Soil salinity has diverse effects on the morphological, physiological, and biochemical characteristics of plants, which results in reduction in yield. Excessive salt exposure induces morphological and anatomical changes that include a reduction in the dry weight of leaves and roots, root length, root volume, average root diameter, chlorophyll and net photosynthesis, and stomatal conductance. A number of genes were found to be involved in salt tolerance across diverse plant genera. Through functional genomics, transcriptomics, and proteomics approaches the functional significance of some of the major genes has been discovered that play pivotal role in salt tolerance of plants.

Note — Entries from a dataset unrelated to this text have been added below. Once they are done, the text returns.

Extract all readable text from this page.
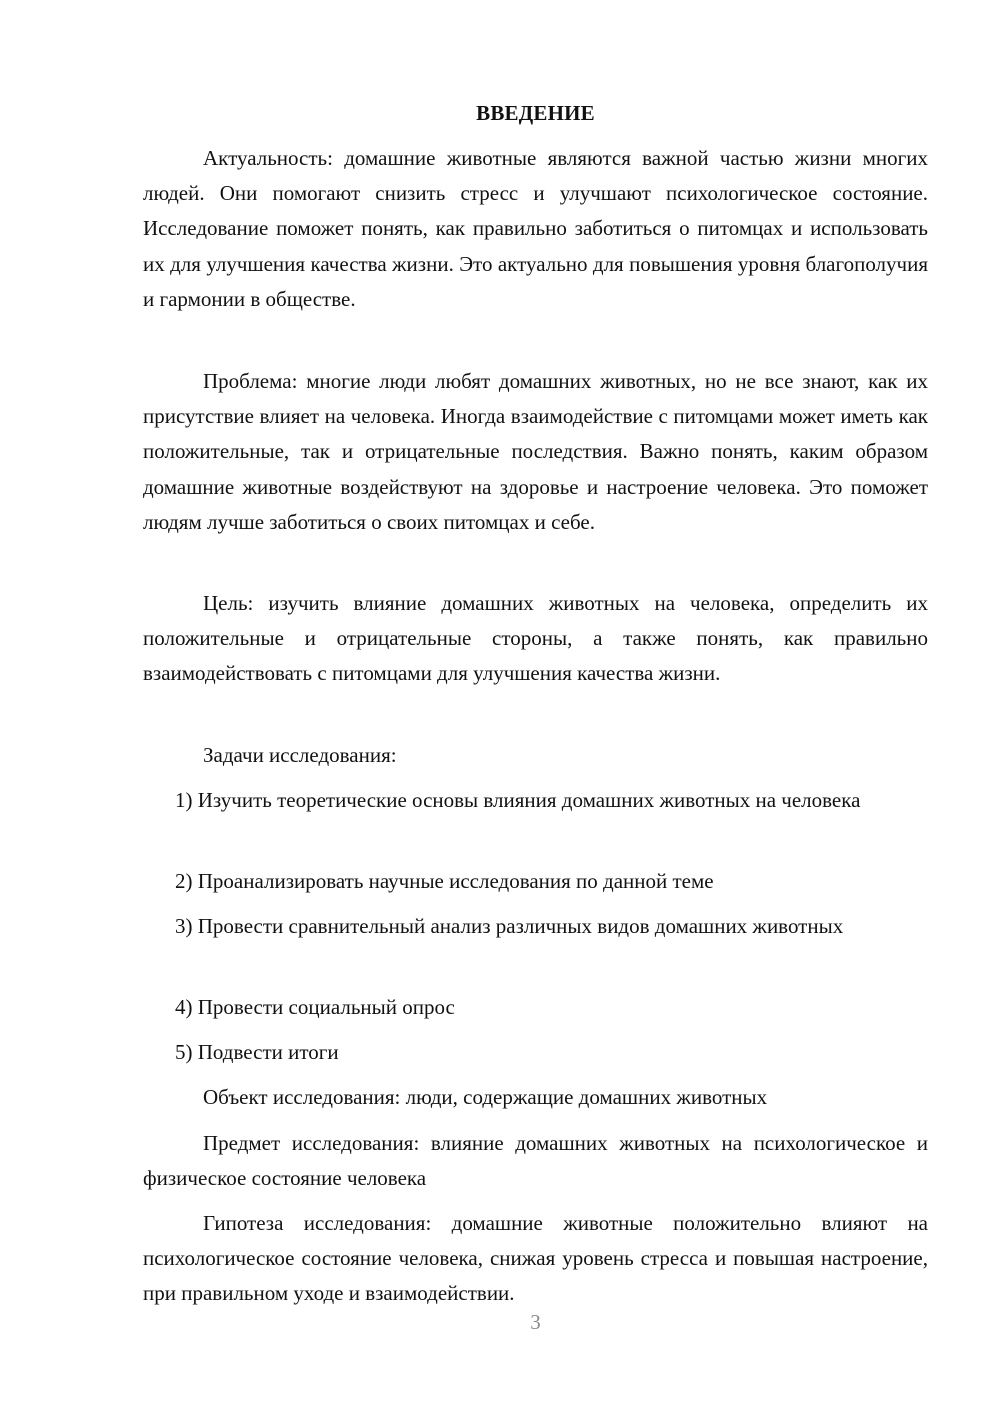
ВВЕДЕНИЕ

Актуальность: домашние животные являются важной частью жизни многих людей. Они помогают снизить стресс и улучшают психологическое состояние. Исследование поможет понять, как правильно заботиться о питомцах и использовать их для улучшения качества жизни. Это актуально для повышения уровня благополучия и гармонии в обществе.

Проблема: многие люди любят домашних животных, но не все знают, как их присутствие влияет на человека. Иногда взаимодействие с питомцами может иметь как положительные, так и отрицательные последствия. Важно понять, каким образом домашние животные воздействуют на здоровье и настроение человека. Это поможет людям лучше заботиться о своих питомцах и себе.

Цель: изучить влияние домашних животных на человека, определить их положительные и отрицательные стороны, а также понять, как правильно взаимодействовать с питомцами для улучшения качества жизни.

Задачи исследования:

1) Изучить теоретические основы влияния домашних животных на человека

2) Проанализировать научные исследования по данной теме

3) Провести сравнительный анализ различных видов домашних животных

4) Провести социальный опрос

5) Подвести итоги

Объект исследования: люди, содержащие домашних животных

Предмет исследования: влияние домашних животных на психологическое и физическое состояние человека

Гипотеза исследования: домашние животные положительно влияют на психологическое состояние человека, снижая уровень стресса и повышая настроение, при правильном уходе и взаимодействии.

3
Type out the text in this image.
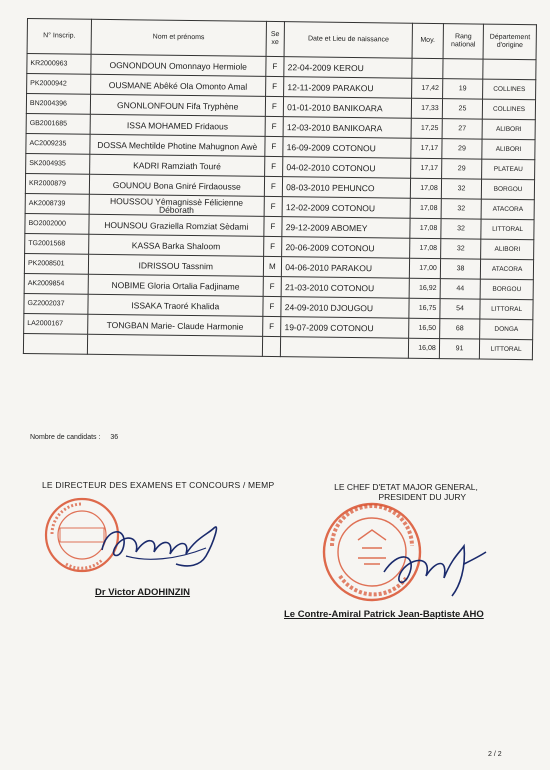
N° Inscrip.	Nom et prénoms	Se xe	Date et Lieu de naissance	Moy.	Rang national	Département d'origine
KR2000963	OGNONDOUN Omonnayo Hermiole	F	22-04-2009 KEROU			
PK2000942	OUSMANE Abêké Ola Omonto Amal	F	12-11-2009 PARAKOU	17,42	19	COLLINES
BN2004396	GNONLONFOUN Fifa Tryphène	F	01-01-2010 BANIKOARA	17,33	25	COLLINES
GB2001685	ISSA MOHAMED Fridaous	F	12-03-2010 BANIKOARA	17,25	27	ALIBORI
AC2009235	DOSSA Mechtilde Photine Mahugnon Awè	F	16-09-2009 COTONOU	17,17	29	ALIBORI
SK2004935	KADRI Ramziath Touré	F	04-02-2010 COTONOU	17,17	29	PLATEAU
KR2000879	GOUNOU Bona Gniré Firdaousse	F	08-03-2010 PEHUNCO	17,08	32	BORGOU
AK2008739	HOUSSOU Yêmagnissè Félicienne Déborath	F	12-02-2009 COTONOU	17,08	32	ATACORA
BO2002000	HOUNSOU Graziella Romziat Sèdami	F	29-12-2009 ABOMEY	17,08	32	LITTORAL
TG2001568	KASSA Barka Shaloom	F	20-06-2009 COTONOU	17,08	32	ALIBORI
PK2008501	IDRISSOU Tassnim	M	04-06-2010 PARAKOU	17,00	38	ATACORA
AK2009854	NOBIME Gloria Ortalia Fadjiname	F	21-03-2010 COTONOU	16,92	44	BORGOU
GZ2002037	ISSAKA Traoré Khalida	F	24-09-2010 DJOUGOU	16,75	54	LITTORAL
LA2000167	TONGBAN Marie- Claude Harmonie	F	19-07-2009 COTONOU	16,50	68	DONGA
				16,08	91	LITTORAL
Nombre de candidats : 36
LE DIRECTEUR DES EXAMENS ET CONCOURS / MEMP	LE CHEF D'ETAT MAJOR GENERAL,
PRESIDENT DU JURY
Dr Victor ADOHINZIN
Le Contre-Amiral Patrick Jean-Baptiste AHO
2 / 2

A number of transgenic approaches have been taken to over-express genes involved in salt-tolerant mechanisms and in addition to that down-regulation of some important genes in transgenic plants also demonstrated salt tolerance. Recently, due to the advancement of genomics, several genomic information are available in public database and furthermore, transcriptomics studies identified several genes directly or indirectly involved in salt tolerance. This chapter specifically describes the over-expression or down-regulation of different candidate genes for mitigating salt tolerance in plants. Along with different functional genomics strategies, how recent researches on microRNA (miRNA) revealed a new field in understanding as well as combating salt stress, have been discussed in this chapter. More recently, another concept has come in the biotechnological research area where a plant genome can be edited in a target-oriented manner. This chapter also summarizes how genome editing is helpful in controlling the detrimental effects of salt stress.